How to Calculate Your Effective Tax Rate
The equation for figuring out your effective tax rate is really very simple. Look at your completed tax return and identify the total tax you owed. You’ll find this number on line 15 of the new 2018 Form 1040. Now divide this number by line by what appears on line 10, your taxable income. The result is your effective tax rate. That’s it. It’s that easy.
Your effective tax rate doesn’t include taxes you might pay to your state, nor does it factor in property taxes or sales taxes. It’s all about what you owe the federal government in the way of income tax. But you can use the same equation using your state taxable income and state taxes owed to determine your effective tax rate at that level.
Two individuals with the same marginal tax rate might have much different effective tax rates depending on how much over the top tax bracket each earns.

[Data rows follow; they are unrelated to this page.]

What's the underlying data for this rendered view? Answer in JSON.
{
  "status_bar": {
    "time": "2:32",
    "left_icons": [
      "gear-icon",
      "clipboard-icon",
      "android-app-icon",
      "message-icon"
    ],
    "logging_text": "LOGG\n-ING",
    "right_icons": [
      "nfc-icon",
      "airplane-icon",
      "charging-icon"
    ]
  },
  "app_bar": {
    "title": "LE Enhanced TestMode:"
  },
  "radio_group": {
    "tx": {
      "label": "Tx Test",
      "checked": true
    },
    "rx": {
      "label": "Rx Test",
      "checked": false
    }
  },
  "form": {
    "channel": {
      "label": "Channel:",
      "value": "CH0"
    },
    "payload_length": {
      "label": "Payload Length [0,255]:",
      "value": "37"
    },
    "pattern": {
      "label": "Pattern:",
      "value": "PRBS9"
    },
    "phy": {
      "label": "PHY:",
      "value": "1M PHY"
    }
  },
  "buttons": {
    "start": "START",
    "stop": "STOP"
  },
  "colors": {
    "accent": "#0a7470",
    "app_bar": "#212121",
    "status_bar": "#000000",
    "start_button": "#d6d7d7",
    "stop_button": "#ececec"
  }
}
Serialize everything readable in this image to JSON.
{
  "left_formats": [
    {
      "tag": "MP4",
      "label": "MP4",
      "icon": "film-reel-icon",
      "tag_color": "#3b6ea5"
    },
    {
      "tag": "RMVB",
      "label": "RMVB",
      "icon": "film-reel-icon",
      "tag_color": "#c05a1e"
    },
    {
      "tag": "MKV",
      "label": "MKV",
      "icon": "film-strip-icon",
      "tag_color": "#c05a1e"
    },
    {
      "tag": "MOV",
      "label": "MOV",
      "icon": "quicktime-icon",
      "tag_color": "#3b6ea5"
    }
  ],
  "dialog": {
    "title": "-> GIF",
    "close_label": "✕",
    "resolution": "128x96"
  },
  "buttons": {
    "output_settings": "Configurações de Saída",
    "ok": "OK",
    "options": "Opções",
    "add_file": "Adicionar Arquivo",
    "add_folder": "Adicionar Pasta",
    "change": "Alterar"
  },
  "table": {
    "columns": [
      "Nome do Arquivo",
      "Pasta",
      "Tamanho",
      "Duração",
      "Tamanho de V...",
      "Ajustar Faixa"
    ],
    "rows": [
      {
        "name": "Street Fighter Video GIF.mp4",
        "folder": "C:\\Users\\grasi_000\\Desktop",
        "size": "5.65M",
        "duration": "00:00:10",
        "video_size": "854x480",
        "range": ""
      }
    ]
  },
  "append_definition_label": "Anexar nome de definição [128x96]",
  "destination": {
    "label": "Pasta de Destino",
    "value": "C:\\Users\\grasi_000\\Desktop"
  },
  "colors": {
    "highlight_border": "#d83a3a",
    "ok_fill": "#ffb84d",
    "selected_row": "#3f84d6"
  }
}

Although you would only have to pay a 22% rate on $20,525 of your income at $60,000 in taxable earnings, someone who earns $80,000 would pay the 22% rate on $40,525 of his income, even though you have the same marginal tax rate and fall into the same tax bracket.
For example, you would owe $9,057 in taxes on $60,000 in income: $970 on the first $9,700 plus $3,572 on your income up to $39,475, and $4,515 on the balance. As for that guy who earned $80,000 in taxable income, he would owe $13,457 in tax: $970 plus $3,572 plus $8,915, because the portion of his income that falls into the 22% marginal tax rate is greater.
Your effective tax rate would be 15%, or $9,057 divided by $60,000. The taxpayer with $80,000 in taxable income would have an effective tax rate of almost 17%: $13,457 divided by $80,000. But you both have the same marginal tax rate of 22%.
Remember, It’s Taxable Income
The number that appears on line 10 of the 2018 Form 1040 isn’t the entirety of what you earn. We used $60,000 and $80,000 taxable income figures in this scenario, but in all likelihood, you and the other taxpayer earned a fair bit more than this.
Both your effective and marginal tax rates are based on your taxable income, what’s left after you take the standard deduction or itemize your deductions and after you claim any above-the-line adjustments to income you might be entitled to. The standard deduction for a single taxpayer is $12,200 as of 2019, so you might have a gross income of at least $72,200—not $60,000—assuming that you’re not eligible for any other tax breaks at all. Your gross income works out to $60,000 plus the $12,200 standard deduction you could subtract from what you earned.
You’re only taxed on the balance of your income after you take every tax break you’re eligible to claim.
How to Use Your Effective Tax Rate
Why does your effective tax rate matter? Mostly, it might just make you feel better as you pay Uncle Sam. You’re really not giving the federal government 22% or almost a quarter of what you earn.
Knowing your effective tax rate can help with tax and budgetary planning as well, particularly if you’re considering a significant change in life, such as getting married or retiring. And calculating your state-level effective rate might help you do a little planning if you’re thinking of relocating to another state. Otherwise, the federal effective rate is more or less just a comparison between you and other taxpayers.